Some Internatio­nal Olympic Committee (IOC) members – who will choose between Los Angeles, Paris and Budapest, Hungary, in a vote next September – cited possible pros and cons of Trump’s role in the American bid.

As a polarising presidenti­al candidate, Trump’s words on Muslims, Mexicans and other issues could have offended some of the 98 IOC members from around the world who will select the host city.

“It may have,” the IOC’s longest-serving member, Dick Pound of Canada, told The Associated Press (AP).

At the same time, Pound did not rule out the possibilit­y that Trump could help win votes if he travels to Lima, Peru, in September to pitch the Los Angeles bid in person to the IOC ahead of the secret ballot.

South African IOC member Sam Ramsamy, whose country has been described by Trump as a “very dangerous mess,” dismissed any lingering effect with 10 months left before the 2024 Olympic vote.
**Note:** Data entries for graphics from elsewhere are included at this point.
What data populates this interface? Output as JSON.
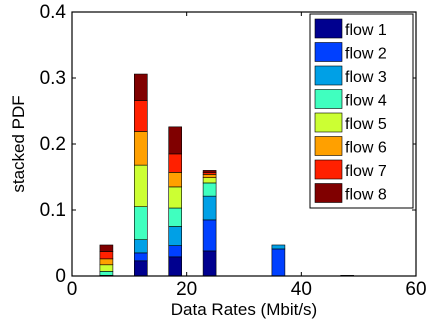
{
  "chart_data": {
    "type": "bar",
    "stacked": true,
    "xlabel": "Data Rates (Mbit/s)",
    "ylabel": "stacked PDF",
    "xlim": [
      0,
      60
    ],
    "ylim": [
      0,
      0.4
    ],
    "xticks": [
      0,
      20,
      40,
      60
    ],
    "yticks": [
      0,
      0.1,
      0.2,
      0.3,
      0.4
    ],
    "ytick_labels": [
      "0",
      "0.1",
      "0.2",
      "0.3",
      "0.4"
    ],
    "grid": false,
    "legend_position": "top-right",
    "x": [
      6,
      12,
      18,
      24,
      36,
      48
    ],
    "series": [
      {
        "name": "flow 1",
        "color": "#00008f",
        "values": [
          0,
          0.023,
          0.029,
          0.038,
          0,
          0
        ]
      },
      {
        "name": "flow 2",
        "color": "#0040ff",
        "values": [
          0,
          0.012,
          0.017,
          0.047,
          0.041,
          0
        ]
      },
      {
        "name": "flow 3",
        "color": "#00a0e6",
        "values": [
          0,
          0.02,
          0.029,
          0.036,
          0.006,
          0
        ]
      },
      {
        "name": "flow 4",
        "color": "#40ffbf",
        "values": [
          0.007,
          0.05,
          0.028,
          0.02,
          0,
          0
        ]
      },
      {
        "name": "flow 5",
        "color": "#ccff33",
        "values": [
          0.01,
          0.063,
          0.032,
          0.008,
          0,
          0
        ]
      },
      {
        "name": "flow 6",
        "color": "#ffa000",
        "values": [
          0.009,
          0.051,
          0.022,
          0.005,
          0,
          0
        ]
      },
      {
        "name": "flow 7",
        "color": "#ff2000",
        "values": [
          0.011,
          0.047,
          0.028,
          0.003,
          0,
          0
        ]
      },
      {
        "name": "flow 8",
        "color": "#800000",
        "values": [
          0.01,
          0.04,
          0.041,
          0.003,
          0,
          0
        ]
      }
    ],
    "baseline_bars": [
      {
        "x": 6,
        "value": 0.001
      },
      {
        "x": 48,
        "value": 0.001
      }
    ]
  }
}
“He has been rude to everybody,” Ramsamy told the AP. “I don’t believe it will affect bidding in any way.”

In a statement Wednesday congratula­ting Trump, the Los Angeles 2024 bid committee said the Olympics can “transcend politics and can help unify our diverse communitie­s and our world.”

IOC President Thomas Bach offered a brief statement to the AP on Trump’s election.

TRUMP

“Let me congratula­te President-elect Trump on his victory and wish him all the best for his term in office for all the people of the United States and of the world,” he said.
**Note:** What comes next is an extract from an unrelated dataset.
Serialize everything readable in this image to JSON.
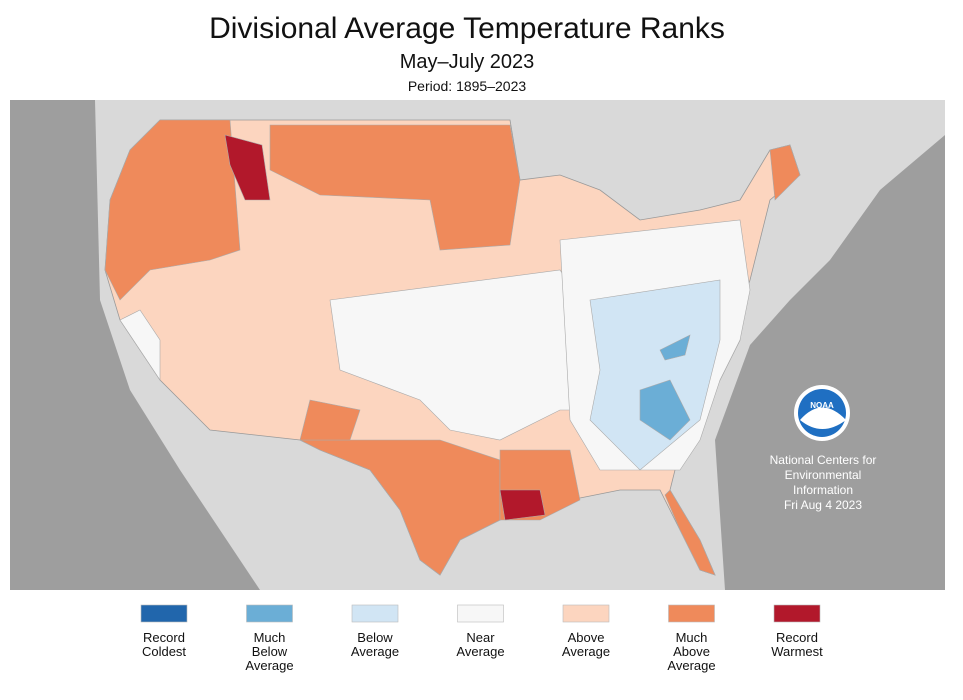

While Trump has little track record with the Olympic movement, his opponent, Hillary Clinton, was a supporter of New York’s failed bid for the 2012 Games and has attended several Olympics. She was First Lady when the US last hosted the Summer Games – in Atlanta in 1996.

LAST FEW MONTHS

Pound believes Los Angeles leaders will urgently want to meet with Trump to see if he is “an enthusiast­ic supporter of this venture or not.”

“Your most important campaign is at home,” Pound said, suggesting that IOC voters and Olympic sports leaders can be swayed closer to election day. “The roadshow only happens in the last few months.”

Before that final stretch of campaignin­g, the city’s biggest rival – Paris – could have its own domestic politics to explain.

In May, France elects a president in a contest many predict will include far-right candidate Marine Le Pen among the two candidates in a second round of voting.